Maine can be proud that the Legislature made historic progress on offshore wind energy development during its 2021 session, keeping a promise made over the last decade to make Maine an international hub for floating offshore wind. This progress will grow our economy and address climate change while protecting the Gulf of Maine in harmony with all ocean users.

This historic floating offshore wind legislation accomplishes three major goals: It builds on Jumpstart 2000, the Research and Development initiative started by myself and other legislators in the 1990s, to create revolutionary floating wind technology by using patented research that is direct result of decades of investments in research and development at the University of Maine, our world-renowned research university. Second, the construction of this project will create new high-tech jobs in the building trades that will be exportable around the country and the globe. And, the research from this array in the Gulf of Maine could help to forge a renewable energy future benefiting future generations.

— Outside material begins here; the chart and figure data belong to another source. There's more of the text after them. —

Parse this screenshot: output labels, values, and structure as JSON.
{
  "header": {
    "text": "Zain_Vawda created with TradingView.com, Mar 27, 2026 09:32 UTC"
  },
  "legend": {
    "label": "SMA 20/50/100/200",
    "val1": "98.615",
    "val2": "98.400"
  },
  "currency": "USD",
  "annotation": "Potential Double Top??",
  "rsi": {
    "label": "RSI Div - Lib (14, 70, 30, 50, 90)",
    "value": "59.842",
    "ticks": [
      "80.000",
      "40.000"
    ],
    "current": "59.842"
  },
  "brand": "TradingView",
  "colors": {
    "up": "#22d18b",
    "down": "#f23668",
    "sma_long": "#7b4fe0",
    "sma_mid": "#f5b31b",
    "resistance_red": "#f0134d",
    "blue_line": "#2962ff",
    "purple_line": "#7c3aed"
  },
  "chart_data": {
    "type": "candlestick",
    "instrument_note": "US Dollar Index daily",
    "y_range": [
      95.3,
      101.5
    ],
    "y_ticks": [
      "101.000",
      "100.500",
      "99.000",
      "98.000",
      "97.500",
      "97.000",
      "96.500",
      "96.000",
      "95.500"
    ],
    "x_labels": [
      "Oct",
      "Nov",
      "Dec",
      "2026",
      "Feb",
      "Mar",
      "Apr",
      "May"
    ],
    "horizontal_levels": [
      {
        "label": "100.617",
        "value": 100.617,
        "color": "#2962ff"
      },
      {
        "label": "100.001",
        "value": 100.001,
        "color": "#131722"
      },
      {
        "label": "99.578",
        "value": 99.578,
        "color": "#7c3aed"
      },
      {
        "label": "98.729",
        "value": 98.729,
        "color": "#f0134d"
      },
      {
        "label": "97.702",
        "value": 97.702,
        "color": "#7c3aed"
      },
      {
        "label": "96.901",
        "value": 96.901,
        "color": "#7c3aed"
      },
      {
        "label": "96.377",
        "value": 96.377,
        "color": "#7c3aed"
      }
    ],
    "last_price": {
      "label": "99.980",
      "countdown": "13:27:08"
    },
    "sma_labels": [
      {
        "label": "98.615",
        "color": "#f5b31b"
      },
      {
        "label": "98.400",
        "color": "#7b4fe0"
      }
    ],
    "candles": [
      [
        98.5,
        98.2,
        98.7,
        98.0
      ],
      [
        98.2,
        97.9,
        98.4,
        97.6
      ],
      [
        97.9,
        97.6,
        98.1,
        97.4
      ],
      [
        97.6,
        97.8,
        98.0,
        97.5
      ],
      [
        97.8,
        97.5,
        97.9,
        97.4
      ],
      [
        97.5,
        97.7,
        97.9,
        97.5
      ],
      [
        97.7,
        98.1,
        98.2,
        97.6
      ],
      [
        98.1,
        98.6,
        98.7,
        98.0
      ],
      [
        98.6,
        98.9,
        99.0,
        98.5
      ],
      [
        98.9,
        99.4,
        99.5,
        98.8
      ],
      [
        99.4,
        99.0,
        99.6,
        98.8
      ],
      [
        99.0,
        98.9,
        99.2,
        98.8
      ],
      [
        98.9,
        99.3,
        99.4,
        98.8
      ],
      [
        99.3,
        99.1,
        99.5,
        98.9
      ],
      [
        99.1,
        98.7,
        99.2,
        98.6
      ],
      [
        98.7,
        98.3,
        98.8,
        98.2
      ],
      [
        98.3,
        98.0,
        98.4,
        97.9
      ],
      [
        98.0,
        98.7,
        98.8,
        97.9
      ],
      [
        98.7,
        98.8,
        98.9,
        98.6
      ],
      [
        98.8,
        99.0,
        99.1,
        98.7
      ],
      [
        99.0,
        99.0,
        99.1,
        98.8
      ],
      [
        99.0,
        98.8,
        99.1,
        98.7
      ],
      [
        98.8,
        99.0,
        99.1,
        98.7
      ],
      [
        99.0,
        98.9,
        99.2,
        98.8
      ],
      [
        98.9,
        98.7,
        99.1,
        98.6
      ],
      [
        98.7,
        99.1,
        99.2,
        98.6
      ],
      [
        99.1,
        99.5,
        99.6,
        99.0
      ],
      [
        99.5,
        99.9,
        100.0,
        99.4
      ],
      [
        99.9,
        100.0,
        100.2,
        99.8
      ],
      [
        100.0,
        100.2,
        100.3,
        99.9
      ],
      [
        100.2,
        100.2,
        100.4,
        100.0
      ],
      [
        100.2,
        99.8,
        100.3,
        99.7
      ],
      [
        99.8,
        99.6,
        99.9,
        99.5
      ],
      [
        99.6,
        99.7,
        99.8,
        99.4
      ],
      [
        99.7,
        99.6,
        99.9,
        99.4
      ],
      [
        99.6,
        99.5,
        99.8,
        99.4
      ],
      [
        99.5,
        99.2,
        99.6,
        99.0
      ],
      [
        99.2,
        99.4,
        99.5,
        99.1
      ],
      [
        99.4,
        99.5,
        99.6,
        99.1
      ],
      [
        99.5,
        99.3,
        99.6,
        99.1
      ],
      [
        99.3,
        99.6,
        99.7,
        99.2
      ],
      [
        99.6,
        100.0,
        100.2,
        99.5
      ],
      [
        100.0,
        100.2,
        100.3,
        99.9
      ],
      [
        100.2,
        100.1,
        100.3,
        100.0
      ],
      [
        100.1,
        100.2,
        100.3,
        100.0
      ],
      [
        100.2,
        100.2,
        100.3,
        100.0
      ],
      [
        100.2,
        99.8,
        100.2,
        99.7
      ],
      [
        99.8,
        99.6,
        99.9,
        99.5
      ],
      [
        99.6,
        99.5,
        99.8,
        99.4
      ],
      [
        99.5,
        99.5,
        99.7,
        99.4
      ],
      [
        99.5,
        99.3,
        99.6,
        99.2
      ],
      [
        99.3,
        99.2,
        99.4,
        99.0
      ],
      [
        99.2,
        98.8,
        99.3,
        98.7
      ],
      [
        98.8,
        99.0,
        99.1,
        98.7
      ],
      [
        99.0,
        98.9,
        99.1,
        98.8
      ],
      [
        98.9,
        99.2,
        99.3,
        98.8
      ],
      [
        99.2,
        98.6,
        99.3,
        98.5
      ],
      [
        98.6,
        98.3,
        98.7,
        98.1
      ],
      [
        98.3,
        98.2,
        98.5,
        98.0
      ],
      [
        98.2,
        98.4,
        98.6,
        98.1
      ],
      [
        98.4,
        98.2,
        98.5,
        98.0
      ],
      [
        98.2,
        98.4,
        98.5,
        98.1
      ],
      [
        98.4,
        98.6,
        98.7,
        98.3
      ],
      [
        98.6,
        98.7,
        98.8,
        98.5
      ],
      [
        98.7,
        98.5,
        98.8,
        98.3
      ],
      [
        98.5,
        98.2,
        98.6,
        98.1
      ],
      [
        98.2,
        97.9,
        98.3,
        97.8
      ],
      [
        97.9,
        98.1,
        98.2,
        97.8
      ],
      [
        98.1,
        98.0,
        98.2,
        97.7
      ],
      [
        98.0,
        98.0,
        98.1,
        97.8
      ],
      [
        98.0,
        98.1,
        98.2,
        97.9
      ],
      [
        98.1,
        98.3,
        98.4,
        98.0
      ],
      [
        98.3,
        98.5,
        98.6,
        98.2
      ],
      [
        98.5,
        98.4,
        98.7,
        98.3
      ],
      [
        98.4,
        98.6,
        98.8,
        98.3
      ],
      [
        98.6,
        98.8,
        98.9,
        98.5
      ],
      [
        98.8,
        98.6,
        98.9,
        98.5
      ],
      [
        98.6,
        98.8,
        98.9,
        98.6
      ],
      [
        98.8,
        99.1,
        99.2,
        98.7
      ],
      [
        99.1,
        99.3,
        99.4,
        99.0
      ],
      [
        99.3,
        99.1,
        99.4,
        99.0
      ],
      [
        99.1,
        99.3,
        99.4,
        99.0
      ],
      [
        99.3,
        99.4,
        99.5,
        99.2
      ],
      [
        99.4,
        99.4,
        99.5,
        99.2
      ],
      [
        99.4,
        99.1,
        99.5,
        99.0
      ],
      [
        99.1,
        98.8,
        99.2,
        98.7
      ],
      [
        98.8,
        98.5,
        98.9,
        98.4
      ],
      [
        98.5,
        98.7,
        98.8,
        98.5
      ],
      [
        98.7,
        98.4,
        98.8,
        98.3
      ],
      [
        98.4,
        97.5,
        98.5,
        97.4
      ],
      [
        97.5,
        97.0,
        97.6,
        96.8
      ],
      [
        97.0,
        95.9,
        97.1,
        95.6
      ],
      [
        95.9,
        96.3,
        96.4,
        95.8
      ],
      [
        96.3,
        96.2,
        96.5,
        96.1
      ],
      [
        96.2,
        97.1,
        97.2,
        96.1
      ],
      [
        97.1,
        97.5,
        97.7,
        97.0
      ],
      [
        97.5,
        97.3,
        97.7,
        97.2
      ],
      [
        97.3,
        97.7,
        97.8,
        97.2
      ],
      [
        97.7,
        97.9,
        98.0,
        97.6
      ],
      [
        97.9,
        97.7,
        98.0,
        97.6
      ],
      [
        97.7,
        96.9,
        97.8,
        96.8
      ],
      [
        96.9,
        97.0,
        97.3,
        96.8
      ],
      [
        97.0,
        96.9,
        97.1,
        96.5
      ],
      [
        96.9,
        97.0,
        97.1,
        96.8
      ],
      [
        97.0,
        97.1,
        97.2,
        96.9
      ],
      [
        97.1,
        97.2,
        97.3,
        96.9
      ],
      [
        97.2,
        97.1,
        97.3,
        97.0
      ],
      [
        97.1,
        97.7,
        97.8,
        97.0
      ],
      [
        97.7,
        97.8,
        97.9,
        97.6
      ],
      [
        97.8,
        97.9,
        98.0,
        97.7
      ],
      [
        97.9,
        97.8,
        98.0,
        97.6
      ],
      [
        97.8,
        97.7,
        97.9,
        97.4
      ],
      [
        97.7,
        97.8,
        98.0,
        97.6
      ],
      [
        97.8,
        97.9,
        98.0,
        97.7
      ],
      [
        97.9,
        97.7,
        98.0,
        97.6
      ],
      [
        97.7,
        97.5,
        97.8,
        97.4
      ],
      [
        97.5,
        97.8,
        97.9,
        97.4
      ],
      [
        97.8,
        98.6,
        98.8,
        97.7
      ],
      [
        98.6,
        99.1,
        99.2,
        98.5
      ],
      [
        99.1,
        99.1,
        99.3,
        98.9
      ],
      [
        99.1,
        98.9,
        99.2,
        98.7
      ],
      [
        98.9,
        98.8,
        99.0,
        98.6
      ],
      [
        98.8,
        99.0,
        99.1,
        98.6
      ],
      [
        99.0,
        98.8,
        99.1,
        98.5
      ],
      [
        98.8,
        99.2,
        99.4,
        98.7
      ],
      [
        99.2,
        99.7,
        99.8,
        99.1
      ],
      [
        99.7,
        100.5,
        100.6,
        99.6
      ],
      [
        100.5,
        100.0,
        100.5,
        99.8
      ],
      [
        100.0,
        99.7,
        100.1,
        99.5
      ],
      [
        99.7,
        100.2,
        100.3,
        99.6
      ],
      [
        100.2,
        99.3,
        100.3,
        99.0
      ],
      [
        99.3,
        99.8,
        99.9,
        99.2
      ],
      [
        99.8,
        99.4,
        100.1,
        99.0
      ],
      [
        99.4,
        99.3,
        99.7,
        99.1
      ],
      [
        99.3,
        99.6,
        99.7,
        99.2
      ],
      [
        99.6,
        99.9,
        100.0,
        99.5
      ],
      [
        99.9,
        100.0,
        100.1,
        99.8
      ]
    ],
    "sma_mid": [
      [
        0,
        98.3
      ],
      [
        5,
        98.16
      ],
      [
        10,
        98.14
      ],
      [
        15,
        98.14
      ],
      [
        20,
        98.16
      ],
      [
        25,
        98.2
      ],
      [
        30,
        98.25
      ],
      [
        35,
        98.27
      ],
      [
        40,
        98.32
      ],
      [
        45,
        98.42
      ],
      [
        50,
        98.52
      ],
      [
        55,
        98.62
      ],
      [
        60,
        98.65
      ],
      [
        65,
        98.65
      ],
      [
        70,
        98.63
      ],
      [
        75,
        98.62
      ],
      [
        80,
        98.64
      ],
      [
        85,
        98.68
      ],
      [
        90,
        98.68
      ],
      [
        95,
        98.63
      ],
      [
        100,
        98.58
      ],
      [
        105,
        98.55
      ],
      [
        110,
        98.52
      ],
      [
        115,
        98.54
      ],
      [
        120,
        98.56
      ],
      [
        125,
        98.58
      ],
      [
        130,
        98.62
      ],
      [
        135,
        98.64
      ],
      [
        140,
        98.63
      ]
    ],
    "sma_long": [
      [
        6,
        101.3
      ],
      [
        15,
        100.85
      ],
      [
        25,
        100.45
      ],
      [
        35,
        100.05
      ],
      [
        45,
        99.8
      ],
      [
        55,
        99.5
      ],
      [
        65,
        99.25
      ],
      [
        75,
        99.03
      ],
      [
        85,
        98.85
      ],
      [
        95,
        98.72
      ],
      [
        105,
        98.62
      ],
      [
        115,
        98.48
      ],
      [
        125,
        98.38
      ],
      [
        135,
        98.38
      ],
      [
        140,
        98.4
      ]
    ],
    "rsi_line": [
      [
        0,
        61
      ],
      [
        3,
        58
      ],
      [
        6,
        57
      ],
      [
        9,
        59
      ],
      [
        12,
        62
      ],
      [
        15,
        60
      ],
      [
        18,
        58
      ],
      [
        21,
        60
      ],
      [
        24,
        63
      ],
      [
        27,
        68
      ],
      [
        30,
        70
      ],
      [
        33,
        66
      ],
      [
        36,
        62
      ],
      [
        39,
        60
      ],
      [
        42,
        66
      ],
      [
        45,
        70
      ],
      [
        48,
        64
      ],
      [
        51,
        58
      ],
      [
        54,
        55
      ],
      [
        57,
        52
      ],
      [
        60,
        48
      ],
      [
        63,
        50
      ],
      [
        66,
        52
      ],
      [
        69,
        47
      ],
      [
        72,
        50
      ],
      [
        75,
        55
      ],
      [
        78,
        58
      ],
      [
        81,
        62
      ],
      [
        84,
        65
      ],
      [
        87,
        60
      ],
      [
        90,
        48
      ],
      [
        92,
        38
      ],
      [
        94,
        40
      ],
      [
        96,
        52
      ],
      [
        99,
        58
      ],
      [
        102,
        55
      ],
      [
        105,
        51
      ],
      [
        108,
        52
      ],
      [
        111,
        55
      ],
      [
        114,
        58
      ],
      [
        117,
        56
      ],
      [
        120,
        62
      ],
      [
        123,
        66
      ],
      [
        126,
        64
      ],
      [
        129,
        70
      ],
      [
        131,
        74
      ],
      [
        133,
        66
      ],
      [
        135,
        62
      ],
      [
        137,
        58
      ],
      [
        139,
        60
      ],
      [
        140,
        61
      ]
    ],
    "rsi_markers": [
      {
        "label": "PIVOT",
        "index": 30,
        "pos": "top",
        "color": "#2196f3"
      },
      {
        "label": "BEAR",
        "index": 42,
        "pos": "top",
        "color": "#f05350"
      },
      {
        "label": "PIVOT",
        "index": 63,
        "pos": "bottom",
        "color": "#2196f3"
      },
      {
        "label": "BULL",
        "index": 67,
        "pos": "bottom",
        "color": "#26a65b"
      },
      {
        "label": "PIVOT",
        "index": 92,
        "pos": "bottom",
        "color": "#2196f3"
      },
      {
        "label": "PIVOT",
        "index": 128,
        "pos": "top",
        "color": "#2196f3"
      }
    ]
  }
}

The two bills that I brought before the Legislature this year will build on the state’s research-focused process and advance this new technology in coordination with other ocean users.

L.D. 336, “An Act To Encourage Research To Support the Maine Offshore Wind Industry,” directs the Public Utilities Commission to negotiate a long-term power contract to support the state’s floating offshore wind research array in federal waters in the Gulf of Maine. This contract will further the state’s renewable energy goals and achieve aggressive job creation for Maine workers and new business for Maine companies.

L.D. 1619 prohibits development of offshore wind in state territorial waters — within three miles of shore — protects state waters while at the same time allowing both the single-turbine demonstration project already under development near Monhegan and the research array to proceed, providing valuable research and data on to both promote floating offshore wind and protect our fisheries at the same time. Rep. Nicole Grohoski, D-Ellsworth, a scientist, and Rep. Billy Bob Faulkingham, R-Winter Harbor, a fisherman, led the work to forge a bipartisan agreement that will assure greater involvement by those in the fishing industry in offshore wind planning and research.  

These legislative actions, broadly supported by Democrats and Republicans, mean Maine is ready to fulfill that long-standing offshore wind promise created by three governors, multiple Legislatures and two statewide referenda. Coupled with the steps being taken by Gov. Janet Mills, Maine now has the tools and processes in place to fully test and commercialize UMaine’s patented floating technology while simultaneously protecting lobstering and fishing in both state territorial waters and federal waters in the Gulf of Maine.

A project more than 10 years in the making, offshore wind could bring substantial economic and environmental benefits to Maine. The research array is expected to produce hundreds of millions of dollars in total economic activity and create hundreds of Maine-based jobs during construction. My bill requires the research array to have a project labor agreement to ensure that the jobs will have good pay and benefits.

The climate crisis threatens nearly every aspect of our lives, from our economic stability to our ability to enjoy the great outdoors. Bold changes are necessary to mitigate its impact, and a major part of that is developing renewable energy, including offshore wind. An analysis by a respected Maine expert concluded it was impossible for Maine to meet its climate goals without the development of offshore wind. The clean energy that will be produced as a result of my legislation will reduce greenhouse gas emissions equivalent to taking approximately 89,000 passenger cars off the road every year.

I am proud that, even in these difficult times, the Maine Legislature has taken unprecedented actions to protect the Gulf of Maine and the marine uses of the Gulf on which Mainers have relied for centuries, while also pursuing the economic and environmental benefits of offshore wind. With the right policies in place now, Maine is ready to responsibly develop and construct this renewable energy industry, reduce pollution and create sustaining, good-paying jobs.